Now that the federal government has closed the lid on income sprinkling, our financial experts ask: are there any options left for business owners who have been unfairly targeted? Steve Bokor, CFA, is a licensed portfolio manager, and Ian David Clark, CFP, is a Certified Financial Planner at PI Financial Corp.

Thanks to the recent move by the federal government, Canadian business owners and their families have been dealt a blow to their financial and corporate retirement planning strategies.

Income sprinkling — or income splitting — has been hampered by the current federal government in a move the feds say is all about making the tax system fairer. In our opinion, the government is downplaying the effect on the average small business owner. The changes, which came into effect in January 2018, are actually an attack on the millions of small- and medium-sized business owners as the feds scramble to reduce a substantial fiscal deficit.

According to Finance Canada, the federal tax department will see an additional tax haul of $190 million this year, rising to $220 million in 2022. But an independent analysis by the Office of the Parliamentary Budget Officer (PBO) shows the feds siphoning $356 million this tax year, rising to $429 million in 2022. The finance department hopes to collect over a billion dollars in new tax revenue in the next five years, while the PBO office forecasts an additional $1.9 billion in revenue. It’s the first time we actually wish the tax department is right.

Canada’s SMEs make up 30 per cent of Canada’s GDP, 25 per cent of our exports and 95 per cent of our net job creation — and the owners of these businesses now face roadblocks in how they grow and share future profits. The unintended consequences may lead to job losses or slower job creation.

 

Why Is Income Sprinkling a Good Thing?

Income sprinkling is a method where high-income owners of Canadian-Controlled Private Corporations (CCPCs) pass income from themselves to other shareholders, typically family members in lower-income brackets. The rationale is simple: since Canada has an aggressive, progressive tax system, corporate business owners may feel the tax burden more than sole proprietors and private sector/government employees with pension plans. Income sprinkling has been useful to reduce the burden and even the playing field.

Prior to July 2017, business owners, in particular professionals such as lawyers, doctors and accountants, could do one of three things with their business income:

1. They could pay themselves a salary, which would entail paying CPP and higher personal income tax. This, in turn, would allow them to make RRSP contributions as an offset.

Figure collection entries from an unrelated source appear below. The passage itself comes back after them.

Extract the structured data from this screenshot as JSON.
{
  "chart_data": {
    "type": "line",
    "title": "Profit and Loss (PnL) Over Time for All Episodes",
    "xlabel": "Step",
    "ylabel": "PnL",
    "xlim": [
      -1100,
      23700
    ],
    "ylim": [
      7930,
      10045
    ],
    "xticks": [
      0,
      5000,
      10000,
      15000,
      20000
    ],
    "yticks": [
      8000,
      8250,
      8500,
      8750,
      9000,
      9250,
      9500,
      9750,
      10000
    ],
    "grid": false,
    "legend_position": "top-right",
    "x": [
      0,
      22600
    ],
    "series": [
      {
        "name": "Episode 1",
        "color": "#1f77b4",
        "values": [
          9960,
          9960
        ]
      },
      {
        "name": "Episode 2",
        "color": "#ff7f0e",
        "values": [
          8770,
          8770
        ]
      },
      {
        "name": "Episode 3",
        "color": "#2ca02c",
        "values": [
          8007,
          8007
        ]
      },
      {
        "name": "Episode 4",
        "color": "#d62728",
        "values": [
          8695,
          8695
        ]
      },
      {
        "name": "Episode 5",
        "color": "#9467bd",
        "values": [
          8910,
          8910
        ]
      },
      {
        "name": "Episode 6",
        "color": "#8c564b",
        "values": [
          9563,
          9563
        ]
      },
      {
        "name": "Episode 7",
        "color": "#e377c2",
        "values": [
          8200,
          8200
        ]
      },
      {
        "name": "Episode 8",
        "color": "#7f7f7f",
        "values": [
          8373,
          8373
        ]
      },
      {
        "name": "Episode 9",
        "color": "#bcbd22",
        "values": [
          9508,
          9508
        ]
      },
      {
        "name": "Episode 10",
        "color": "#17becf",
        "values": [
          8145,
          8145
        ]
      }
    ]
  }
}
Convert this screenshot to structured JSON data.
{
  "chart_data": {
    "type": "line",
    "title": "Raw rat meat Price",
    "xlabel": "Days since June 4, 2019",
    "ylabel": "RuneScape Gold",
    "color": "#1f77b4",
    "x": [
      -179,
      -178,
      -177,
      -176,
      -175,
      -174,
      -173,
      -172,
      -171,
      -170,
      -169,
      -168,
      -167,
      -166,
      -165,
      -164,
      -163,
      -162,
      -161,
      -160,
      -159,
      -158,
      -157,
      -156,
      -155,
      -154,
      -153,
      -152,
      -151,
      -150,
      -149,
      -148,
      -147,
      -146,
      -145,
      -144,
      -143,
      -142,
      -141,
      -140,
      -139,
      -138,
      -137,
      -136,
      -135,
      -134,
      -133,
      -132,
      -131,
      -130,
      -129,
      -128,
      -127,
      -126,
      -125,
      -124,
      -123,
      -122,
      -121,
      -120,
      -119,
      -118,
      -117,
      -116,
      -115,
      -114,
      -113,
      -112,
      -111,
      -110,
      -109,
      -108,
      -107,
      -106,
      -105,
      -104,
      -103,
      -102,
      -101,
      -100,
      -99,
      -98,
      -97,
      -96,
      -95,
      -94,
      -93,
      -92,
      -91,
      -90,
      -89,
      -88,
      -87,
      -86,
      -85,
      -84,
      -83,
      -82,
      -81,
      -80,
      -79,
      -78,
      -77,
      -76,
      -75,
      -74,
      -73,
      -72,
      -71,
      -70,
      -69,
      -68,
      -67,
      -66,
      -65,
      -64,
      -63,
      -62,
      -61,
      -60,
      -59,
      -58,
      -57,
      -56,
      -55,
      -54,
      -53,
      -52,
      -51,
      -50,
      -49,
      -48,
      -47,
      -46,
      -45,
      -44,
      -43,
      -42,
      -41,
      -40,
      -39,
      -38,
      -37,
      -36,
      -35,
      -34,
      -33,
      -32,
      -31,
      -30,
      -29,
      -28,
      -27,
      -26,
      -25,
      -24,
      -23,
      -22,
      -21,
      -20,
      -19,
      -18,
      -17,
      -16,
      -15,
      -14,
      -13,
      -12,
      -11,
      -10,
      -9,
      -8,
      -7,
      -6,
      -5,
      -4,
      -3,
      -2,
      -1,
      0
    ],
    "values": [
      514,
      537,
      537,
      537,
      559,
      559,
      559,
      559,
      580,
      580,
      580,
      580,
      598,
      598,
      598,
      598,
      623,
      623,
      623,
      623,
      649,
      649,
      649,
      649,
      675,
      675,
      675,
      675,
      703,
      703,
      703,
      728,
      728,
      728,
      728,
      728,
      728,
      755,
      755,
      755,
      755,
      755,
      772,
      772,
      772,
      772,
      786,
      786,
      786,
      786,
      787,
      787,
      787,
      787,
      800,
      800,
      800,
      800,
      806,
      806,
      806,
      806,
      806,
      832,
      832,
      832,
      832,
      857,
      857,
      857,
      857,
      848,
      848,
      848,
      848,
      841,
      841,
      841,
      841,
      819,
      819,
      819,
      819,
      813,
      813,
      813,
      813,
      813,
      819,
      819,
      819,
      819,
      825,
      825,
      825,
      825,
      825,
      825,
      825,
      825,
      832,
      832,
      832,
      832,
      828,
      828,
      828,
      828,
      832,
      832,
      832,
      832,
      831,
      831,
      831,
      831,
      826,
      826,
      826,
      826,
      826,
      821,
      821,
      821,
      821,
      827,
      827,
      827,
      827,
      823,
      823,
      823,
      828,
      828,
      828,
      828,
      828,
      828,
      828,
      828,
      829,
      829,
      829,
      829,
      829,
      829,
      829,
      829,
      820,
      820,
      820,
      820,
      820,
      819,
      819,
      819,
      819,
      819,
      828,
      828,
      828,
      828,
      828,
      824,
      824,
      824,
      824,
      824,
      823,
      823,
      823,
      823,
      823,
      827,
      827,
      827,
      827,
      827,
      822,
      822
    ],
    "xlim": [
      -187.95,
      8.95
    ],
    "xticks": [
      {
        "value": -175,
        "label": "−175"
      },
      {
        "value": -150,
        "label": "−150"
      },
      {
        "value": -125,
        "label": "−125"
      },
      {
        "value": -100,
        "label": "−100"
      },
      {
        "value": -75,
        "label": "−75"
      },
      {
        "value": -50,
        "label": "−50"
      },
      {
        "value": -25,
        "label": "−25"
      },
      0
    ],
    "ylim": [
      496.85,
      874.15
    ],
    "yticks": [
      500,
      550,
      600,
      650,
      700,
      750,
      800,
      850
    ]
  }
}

2. They could keep the money in the corporation (and have it taxed at the passive income rate, which is at a high rate that is no different than if they were to hold it personally); or,

3. They could distribute all or part of the profits to the shareholders. Most commonly, that meant paying a dividend to themselves, as well as to their spouse and/or children (sometimes through a family trust).

Before the rules change in January 2018, a professional in B.C. with a corporation generating earnings of $400,000 could declare a $200,000 dividend to themselves and $200,000 to the shareholder’s spouse. The combined tax on the family income of $400,000 was $70,242. The tax bill dropped more if the $400,000 could be split multiple ways with other family shareholders.

Without income sprinkling, the business is forced to declare a $400,000 dividend to our engineer, whose revised tax bill now jumps considerably to $103,514.

The federal government has instituted a number of tests to determine “reasonableness” with respect to who can receive income sprinkling from a corporation based on the amount of time, labour and capital contributed by each shareholder and the type of business. The new tax focuses on “service businesses and professional corporations.”

Generally, to receive dividends taxed at the favoured rate, adult shareholders need to own a minimum of 10 per cent of the business and/or work an average of 20 hours per week in either the current tax year or any previous five years.

There are exclusions to the reasonableness test for seniors over 65, adult children between ages of 18 and 24, and individuals who have inherited their share of the business from a related family member.

The feds also limited the tax break on passive income inside a corporation. Once a business generates more than $50,000 in passive income, each incremental dollar will result in a $5 loss in the small-business deduction limit. The limit would be reduced to zero at $150,000 of investment income. God forbid a corporation holds passive investments to stabilize cash flow through business cycles or to save for rainy days or retirement.

 

When it Comes to your Business

The new rules are complicated, and since we’re not accountants, we suggest you consult a CPA who specializes in corporate tax to help you wade through these rules to determine the best course of action.

We feel these rules will generate challenges, with business owners taking more salaries for themselves and family, who will then make use of RRSPs, executive pension plans and life insurance inside the corporation to shelter the tax burden somewhat.

The new approach to income sprinkling for business owners over 65 will be more in line with the existing pension income splitting rules. This also reflects the fact that a business can play a necessary part in supporting its owners in retirement.

This article is from the August/September 2018 issue of Douglas.